Melanie and the other children were given small doses of medicine by mouth every day, instead of big doses intravenously every few weeks. The idea was that continuous treatment might keep blood vessel growth in check, whereas the usual schedule of therapy every few weeks could give new vessels a chance to sprout between doses. Doctors also hoped that the small doses would minimize side effects. The approach is called metronomic, low-dose or antiangiogenic chemotherapy.
“Our goal was to see whether we could keep the kids alive for an additional six months,” said Dr. Mark W. Kieran, Dana-Farber’s director of pediatric medical neuro-oncology.
The study was meant to test the feasibility of using the drugs for 26 weeks.

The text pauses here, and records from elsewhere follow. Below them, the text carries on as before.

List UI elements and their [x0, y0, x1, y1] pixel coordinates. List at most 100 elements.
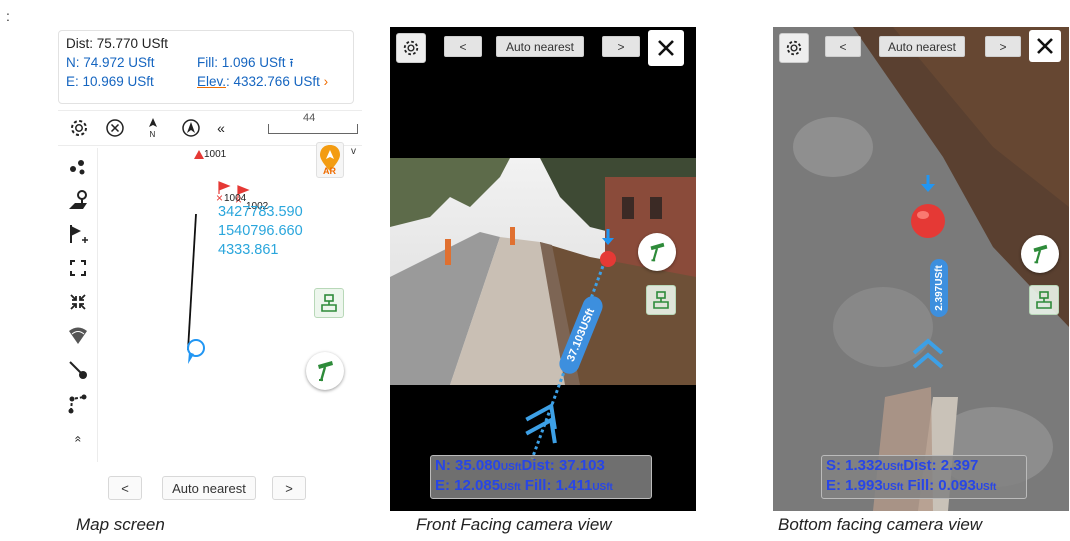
add-flag-icon	[70, 225, 88, 243]
next-point-button[interactable]: >	[985, 36, 1021, 57]
close-circle-icon	[106, 119, 124, 137]
hud-south-unit: USft	[882, 462, 904, 473]
auto-nearest-button[interactable]: Auto nearest	[496, 36, 584, 57]
point-1001-marker[interactable]	[194, 150, 204, 159]
add-flag-button[interactable]	[64, 220, 92, 248]
hud-east-unit: USft	[882, 482, 904, 493]
east-readout: E: 10.969 USft	[66, 74, 154, 89]
zoom-extents-button[interactable]	[64, 254, 92, 282]
stake-icon	[650, 242, 665, 262]
fill-readout: Fill: 1.096 USft ⭱	[197, 53, 294, 73]
polyline-tool-button[interactable]	[64, 390, 92, 418]
collapse-icon	[70, 294, 86, 310]
gear-icon	[71, 120, 87, 136]
settings-button[interactable]	[66, 115, 92, 141]
cancel-stake-button[interactable]	[102, 115, 128, 141]
target-marker	[911, 175, 945, 238]
auto-nearest-button[interactable]: Auto nearest	[162, 476, 256, 500]
scale-bar: 44	[268, 112, 358, 134]
level-icon	[321, 294, 337, 312]
hud-fill: Fill: 0.093	[907, 477, 976, 494]
next-point-button[interactable]: >	[272, 476, 306, 500]
hud-distance: Dist: 37.103	[521, 457, 605, 474]
signal-button[interactable]	[64, 322, 92, 350]
level-button[interactable]	[1029, 285, 1059, 315]
close-button[interactable]	[1029, 30, 1061, 62]
level-icon	[1036, 291, 1052, 309]
map-pin-icon	[69, 190, 87, 209]
stake-button[interactable]	[638, 233, 676, 271]
close-icon	[1037, 38, 1053, 54]
map-nav-bar: < Auto nearest >	[108, 476, 328, 502]
settings-button[interactable]	[779, 33, 809, 63]
north-readout: N: 74.972 USft	[66, 55, 155, 70]
svg-text:N: N	[150, 130, 156, 139]
coord-elevation: 4333.861	[218, 242, 279, 258]
stakeout-hud: N: 35.080USftDist: 37.103 E: 12.085USft …	[430, 455, 652, 499]
gear-icon	[786, 40, 802, 56]
hud-north-unit: USft	[500, 462, 522, 473]
point-label-1001: 1001	[204, 149, 227, 160]
line-tool-button[interactable]	[64, 356, 92, 384]
stakeout-hud: S: 1.332USftDist: 2.397 E: 1.993USft Fil…	[821, 455, 1027, 499]
target-marker	[600, 229, 616, 267]
north-icon: N	[149, 118, 157, 139]
ar-suffix: v	[351, 146, 356, 157]
elevation-readout[interactable]: Elev.: 4332.766 USft ›	[197, 72, 328, 91]
prev-point-button[interactable]: <	[825, 36, 861, 57]
prefix-colon: :	[6, 8, 10, 24]
polyline-icon	[68, 394, 87, 414]
stakeout-info-panel: Dist: 75.770 USft N: 74.972 USft E: 10.9…	[58, 30, 354, 104]
prev-point-button[interactable]: <	[108, 476, 142, 500]
north-up-button[interactable]: N	[140, 115, 166, 141]
wifi-icon	[69, 327, 87, 344]
points-button[interactable]	[64, 152, 92, 180]
settings-button[interactable]	[396, 33, 426, 63]
map-screen: Dist: 75.770 USft N: 74.972 USft E: 10.9…	[58, 30, 362, 502]
collapse-toolbar-button[interactable]: «	[208, 115, 234, 141]
hud-distance: Dist: 2.397	[903, 457, 979, 474]
direction-chevrons-icon	[912, 338, 944, 369]
front-camera-view: < Auto nearest > 37.103USft N: 35.080USf…	[390, 27, 696, 511]
hud-row-1: N: 35.080USftDist: 37.103	[435, 457, 647, 477]
elevation-label: Elev.	[197, 74, 227, 89]
coord-easting: 1540796.660	[218, 223, 303, 239]
navigate-button[interactable]	[178, 115, 204, 141]
target-coordinates: 3427783.590 1540796.660 4333.861	[218, 203, 303, 260]
map-pin-button[interactable]	[64, 186, 92, 214]
left-tool-column: «	[58, 148, 98, 462]
hud-east: E: 1.993	[826, 477, 883, 494]
zoom-to-selection-button[interactable]	[64, 288, 92, 316]
caption-map-screen: Map screen	[76, 515, 165, 534]
hud-row-2: E: 12.085USft Fill: 1.411USft	[435, 477, 647, 497]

But by the 26th week, seven children were doing so well that their parents refused to give up the drugs.
“Remember, you got onto this trial because your child had a progressive, incurable tumor,” Dr. Kieran said. “Many families said, ‘Why would we stop?’ ”
The McDaniels kept Melanie on the drugs for a year and a half. Then, she was monitored closely with M.R.I. scans.
Finally, last year, her doctors said there were no traces of the tumor left.
Mr. McDaniel said, “She goes to the survivor clinic now, instead of the pediatric brain tumor clinic.”
But the researchers are not claiming credit for Melanie’s recovery. The study was designed primarily to test the drugs’ safety, and it was not large enough to measure their effectiveness.
Dr. Christopher D. Turner, director of pediatric neuro-oncology outcomes research at Dana-Farber, said the surgery might be responsible, but he added: “Her type of tumor almost always comes back. Historically, we know that surgery alone is not usually enough.”
Every doctor encounters “miracle patients” who improve against all odds, Dr. Kieran said. But he also said, “We have a bunch of long-term survivors.”
A report on the study published in 2005 showed that seven children, including Melanie, were still alive a year and half to three years after starting the treatment.
“It’s immensely gratifying,” Dr. Turner said. “The study we did took the drugs we knew are commercially available and combined them in a way that hadn’t been used before. A number of doctors across the country have followed the published paper we did, the regimen, on their own patients, and have given us feedback that they have had some remarkable stories themselves across the country. We have to be careful — it’s not science; it’s anecdote. When someone calls and says, ‘We had a great response,’ what I don’t hear is how many others used it and didn’t have a good response.”
The next step is a larger study. One is already under way, involving 160 children at 12 medical centers, with eight categories of cancer.
“We certainly hope to have some answers within the next couple of years,” Dr. Turner said.
Meanwhile, Melanie, who has an older brother and a younger one and a lot of friends, is a normal little girl whom her mother describes simply as “hilarious.” But her parents know that her type of tumor can always recur, even after many years.
“As much as we’re excited about how good she’s doing, there’s that much fear of it coming back,” said her mother, Amy McDaniel. “It’s always in your mind.
“We need the science to keep going. We need to be armed and ready if it does return.”